Zekâyı faydaya dönüştürmek
“Zekâ, tek başına asla yeterli değildir. İnsanlar içlerindeki ışığı değil de karanlığı büyütmeyi seçtiğinde… zekâ bir tehdide dönüşür.”
Tarihin hiçbir döneminde insanlık bu kadar büyük bir ‘zekâ’ üretmedi. Ve hiçbir dönemde bu kadar büyük bir sorumlulukla da karşı karşıya kalmadı. Yapay zekâ, salt bir teknolojik sıçramanın ötesinde, insanlığın gidişatını şekillendirecek net bir kırılma noktası.

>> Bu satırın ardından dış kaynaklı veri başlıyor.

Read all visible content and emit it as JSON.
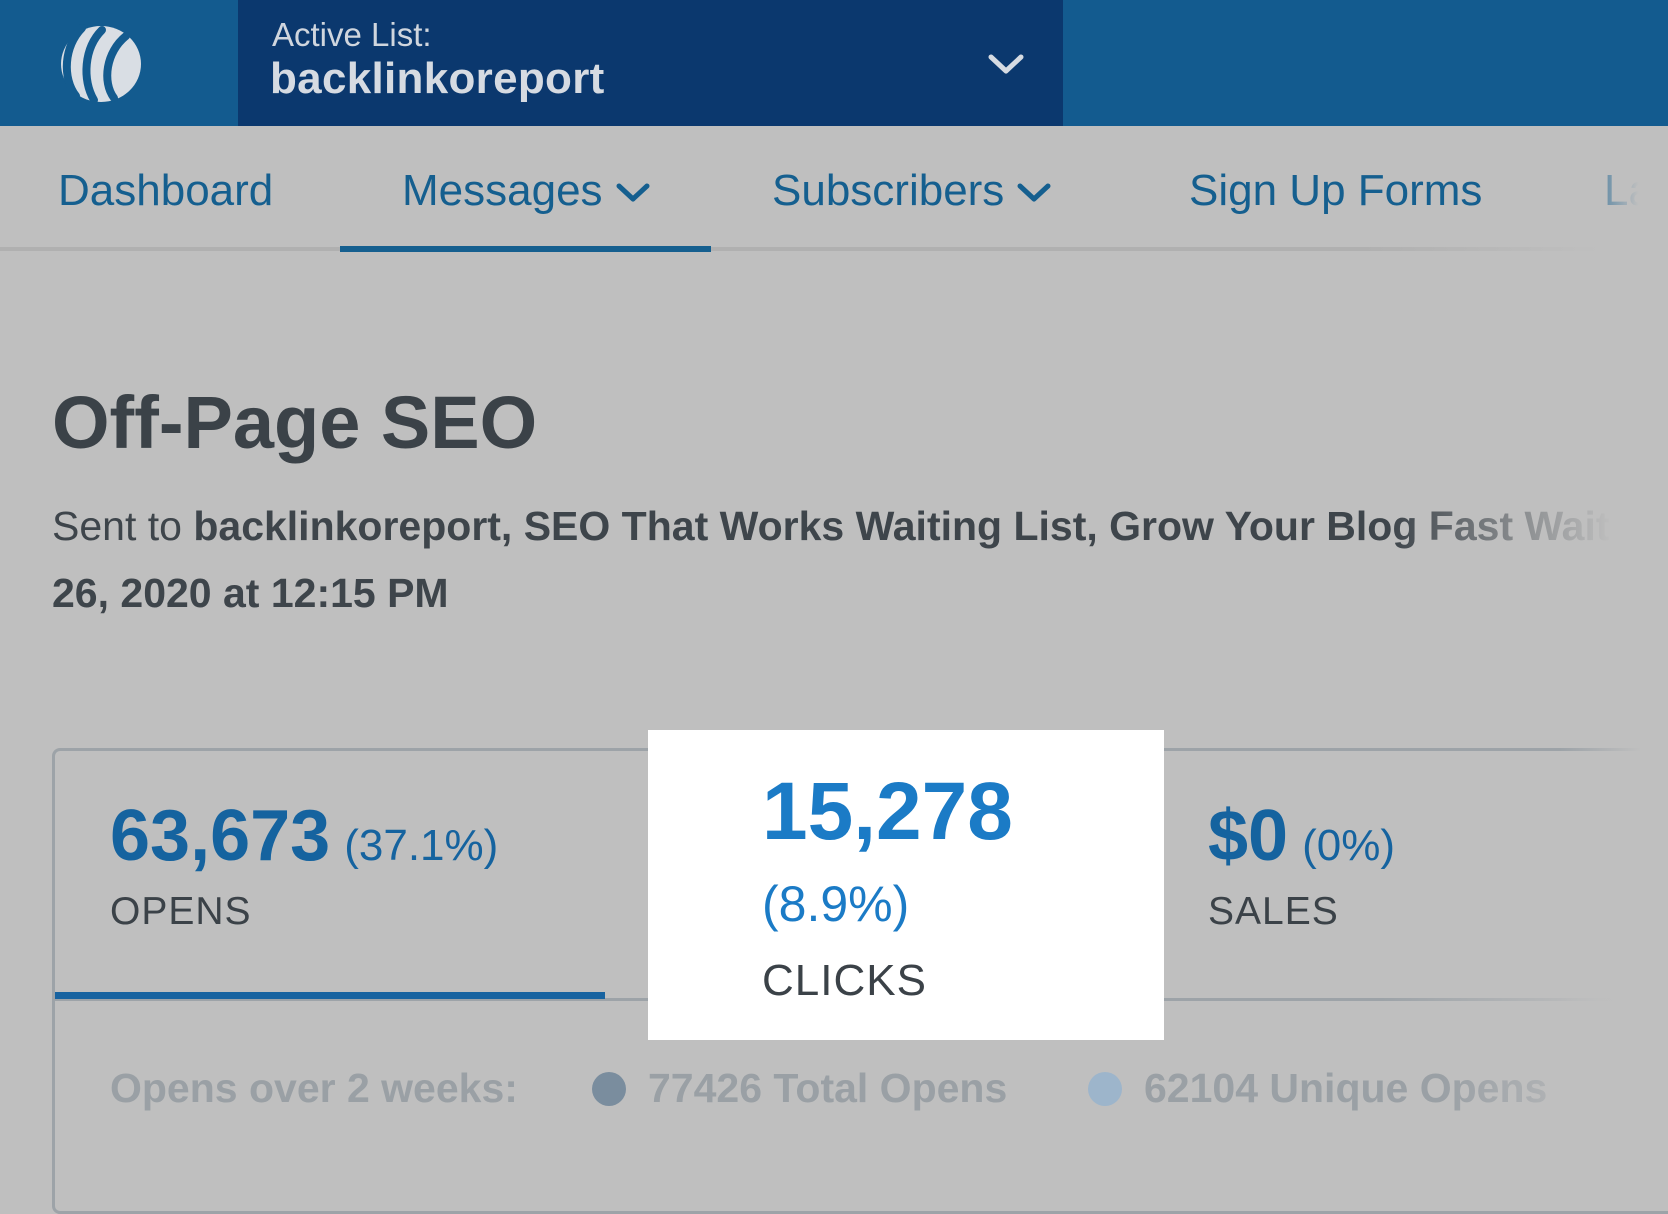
{
  "header": {
    "active_list_label": "Active List:",
    "active_list_name": "backlinkoreport"
  },
  "nav": {
    "items": [
      {
        "label": "Dashboard"
      },
      {
        "label": "Messages"
      },
      {
        "label": "Subscribers"
      },
      {
        "label": "Sign Up Forms"
      },
      {
        "label": "La"
      }
    ]
  },
  "message": {
    "title": "Off-Page SEO",
    "sent_prefix": "Sent to",
    "sent_lists": "backlinkoreport, SEO That Works Waiting List, Grow Your Blog Fast Waitin",
    "sent_date": "26, 2020 at 12:15 PM"
  },
  "stats": {
    "opens": {
      "value": "63,673",
      "pct": "(37.1%)",
      "label": "OPENS"
    },
    "clicks": {
      "value": "15,278",
      "pct": "(8.9%)",
      "label": "CLICKS"
    },
    "sales": {
      "value": "$0",
      "pct": "(0%)",
      "label": "SALES"
    }
  },
  "chart_legend": {
    "title": "Opens over 2 weeks:",
    "items": [
      {
        "label": "77426 Total Opens",
        "color": "#7a8d9e"
      },
      {
        "label": "62104 Unique Opens",
        "color": "#9db5cb"
      }
    ]
  },
  "colors": {
    "header_bg": "#135b8f",
    "active_list_bg": "#0b386e",
    "accent": "#15639f",
    "highlight_value": "#1b7bc6"
  }
}
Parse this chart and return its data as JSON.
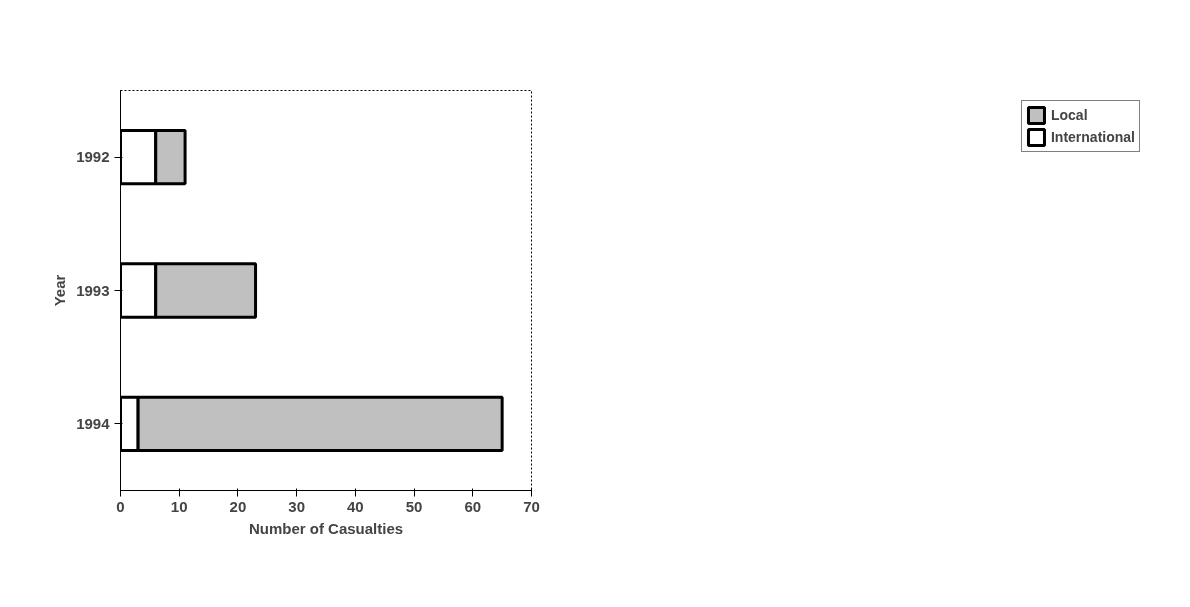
{
  "chart_data": {
    "type": "bar",
    "orientation": "horizontal",
    "stacked": true,
    "categories": [
      "1992",
      "1993",
      "1994"
    ],
    "series": [
      {
        "name": "International",
        "color": "#ffffff",
        "values": [
          6,
          6,
          3
        ]
      },
      {
        "name": "Local",
        "color": "#c0c0c0",
        "values": [
          5,
          17,
          62
        ]
      }
    ],
    "xlim": [
      0,
      70
    ],
    "xticks": [
      0,
      10,
      20,
      30,
      40,
      50,
      60,
      70
    ],
    "xlabel": "Number of Casualties",
    "ylabel": "Year",
    "legend": "right",
    "grid": false
  }
}
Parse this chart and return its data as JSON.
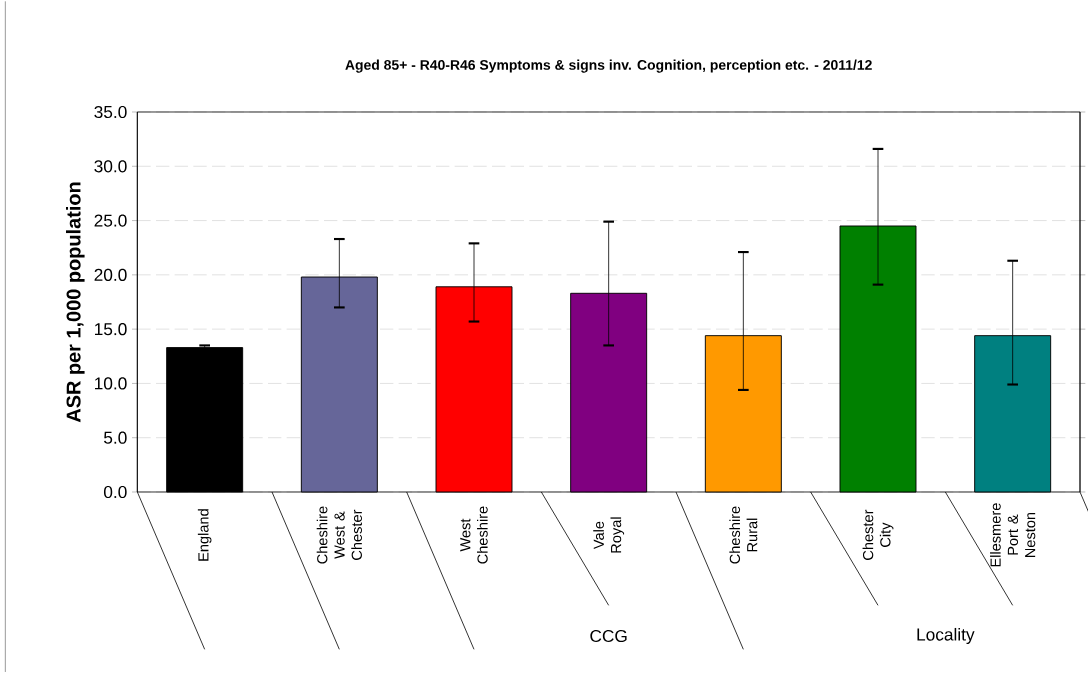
{
  "chart_data": {
    "type": "bar",
    "title": "Aged 85+ - R40-R46 Symptoms & signs inv. Cognition, perception etc. - 2011/12",
    "ylabel": "ASR per 1,000 population",
    "categories": [
      "England",
      "Cheshire West & Chester",
      "West Cheshire",
      "Vale Royal",
      "Cheshire Rural",
      "Chester City",
      "Ellesmere Port & Neston"
    ],
    "values": [
      13.3,
      19.8,
      18.9,
      18.3,
      14.4,
      24.5,
      14.4
    ],
    "errors": [
      [
        13.1,
        13.5
      ],
      [
        17.0,
        23.3
      ],
      [
        15.7,
        22.9
      ],
      [
        13.5,
        24.9
      ],
      [
        9.4,
        22.1
      ],
      [
        19.1,
        31.6
      ],
      [
        9.9,
        21.3
      ]
    ],
    "colors": [
      "#000000",
      "#666699",
      "#ff0000",
      "#800080",
      "#ff9900",
      "#008000",
      "#008080"
    ],
    "annotations": [
      "CCG",
      "Locality"
    ],
    "ylim": [
      0,
      35
    ],
    "yticks": [
      {
        "value": 0,
        "label": "0.0"
      },
      {
        "value": 5,
        "label": "5.0"
      },
      {
        "value": 10,
        "label": "10.0"
      },
      {
        "value": 15,
        "label": "15.0"
      },
      {
        "value": 20,
        "label": "20.0"
      },
      {
        "value": 25,
        "label": "25.0"
      },
      {
        "value": 30,
        "label": "30.0"
      },
      {
        "value": 35,
        "label": "35.0"
      }
    ],
    "grid": "y"
  }
}
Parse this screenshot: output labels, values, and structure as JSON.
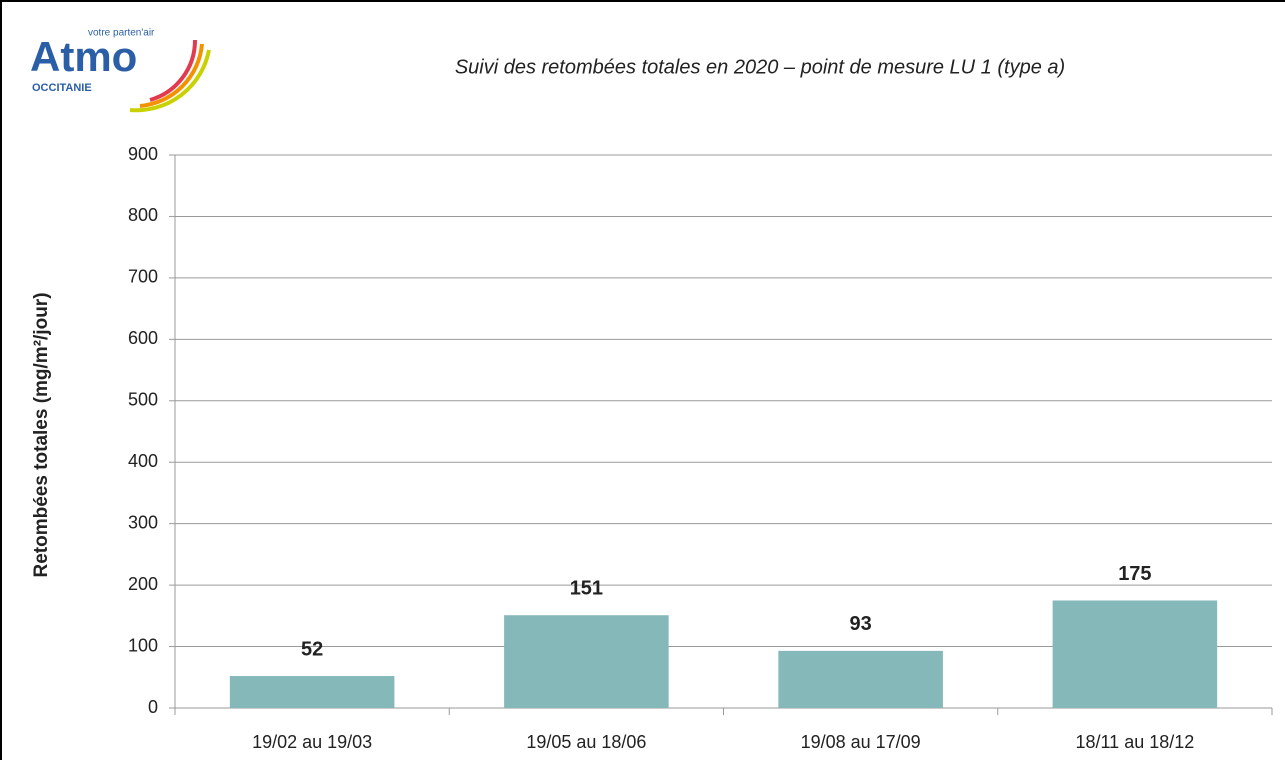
{
  "chart_data": {
    "type": "bar",
    "title": "Suivi des retombées totales en 2020 – point de mesure LU 1 (type a)",
    "logo": {
      "name": "Atmo",
      "tagline": "votre parten'air",
      "region": "OCCITANIE"
    },
    "y_label": "Retombées totales (mg/m²/jour)",
    "categories": [
      "19/02 au 19/03",
      "19/05 au 18/06",
      "19/08 au 17/09",
      "18/11 au 18/12"
    ],
    "values": [
      52,
      151,
      93,
      175
    ],
    "color": "#85b8b8",
    "ylim": [
      0,
      900
    ],
    "yticks": [
      0,
      100,
      200,
      300,
      400,
      500,
      600,
      700,
      800,
      900
    ],
    "grid": true
  }
}
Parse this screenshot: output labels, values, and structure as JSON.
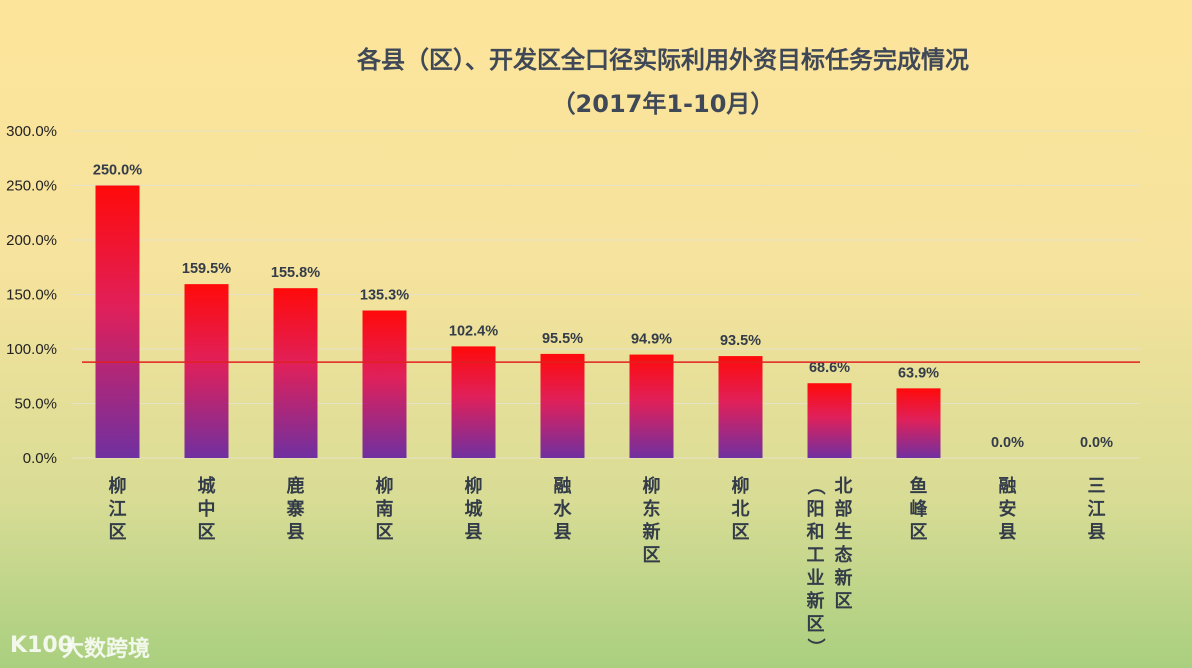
{
  "chart_data": {
    "type": "bar",
    "title": "各县（区）、开发区全口径实际利用外资目标任务完成情况",
    "subtitle": "（2017年1-10月）",
    "categories": [
      [
        "柳江区"
      ],
      [
        "城中区"
      ],
      [
        "鹿寨县"
      ],
      [
        "柳南区"
      ],
      [
        "柳城县"
      ],
      [
        "融水县"
      ],
      [
        "柳东新区"
      ],
      [
        "柳北区"
      ],
      [
        "北部生态新区",
        "（阳和工业新区）"
      ],
      [
        "鱼峰区"
      ],
      [
        "融安县"
      ],
      [
        "三江县"
      ]
    ],
    "values": [
      250.0,
      159.5,
      155.8,
      135.3,
      102.4,
      95.5,
      94.9,
      93.5,
      68.6,
      63.9,
      0.0,
      0.0
    ],
    "value_labels": [
      "250.0%",
      "159.5%",
      "155.8%",
      "135.3%",
      "102.4%",
      "95.5%",
      "94.9%",
      "93.5%",
      "68.6%",
      "63.9%",
      "0.0%",
      "0.0%"
    ],
    "ylim": [
      0,
      300
    ],
    "yticks": [
      0,
      50,
      100,
      150,
      200,
      250,
      300
    ],
    "ytick_labels": [
      "0.0%",
      "50.0%",
      "100.0%",
      "150.0%",
      "200.0%",
      "250.0%",
      "300.0%"
    ],
    "reference_line": 88,
    "grid": true,
    "colors": {
      "bar_top": "#ff0a0a",
      "bar_mid": "#e0205a",
      "bar_bottom": "#7030a0",
      "reference_line": "#e02020"
    }
  },
  "watermark": {
    "logo_text": "K100",
    "text": "大数跨境"
  }
}
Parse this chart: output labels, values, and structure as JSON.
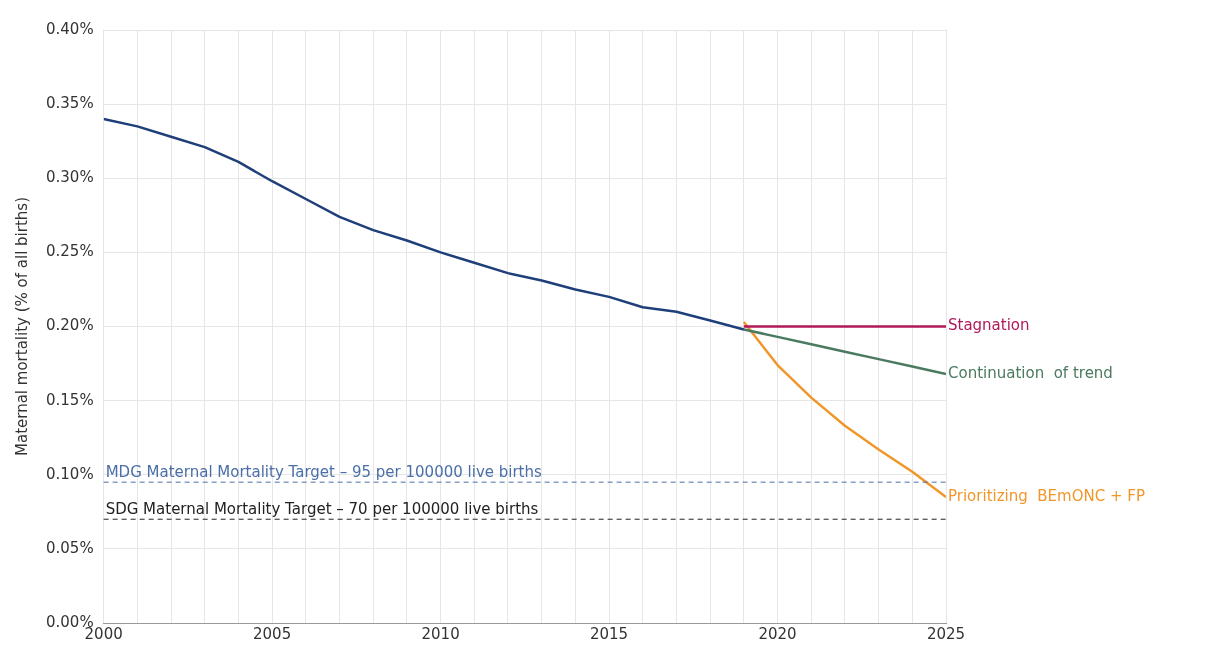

Bir yanda küresel ısınma, ekosistem çöküşü, kaynakların tükenişi gibi devasa krizler. Diğer yanda ise sürekli öğrenen, gelişen, neredeyse sezgisel düzeyde kararlar verebilen akıllı sistemler.
Peki, bu muazzam teknolojik kapasiteyi, yalnızca kâr maksimizasyonu ve kontrol mekanizmaları için mi kullanacağız? Yoksa, birlikte yaşamanın daha adil, daha yeşil, daha dirençli yollarını mı inşa edeceğiz?
İki hikâye, tek gerçek: Denge
Bugün, yapay zekâya dair iki baskın anlatı var. İlki, teknolojiyi bir kurtarıcı olarak görenler: Daha az enerjiyle daha fazla üretim, afetleri öngörebilme, israfı sıfıra indirme, doğayı daha iyi izleme. Ayrıca insan ömrünü artıracak sağlık teknolojileri. Gerçekten de bu anlatıların birçok somut karşılığı var.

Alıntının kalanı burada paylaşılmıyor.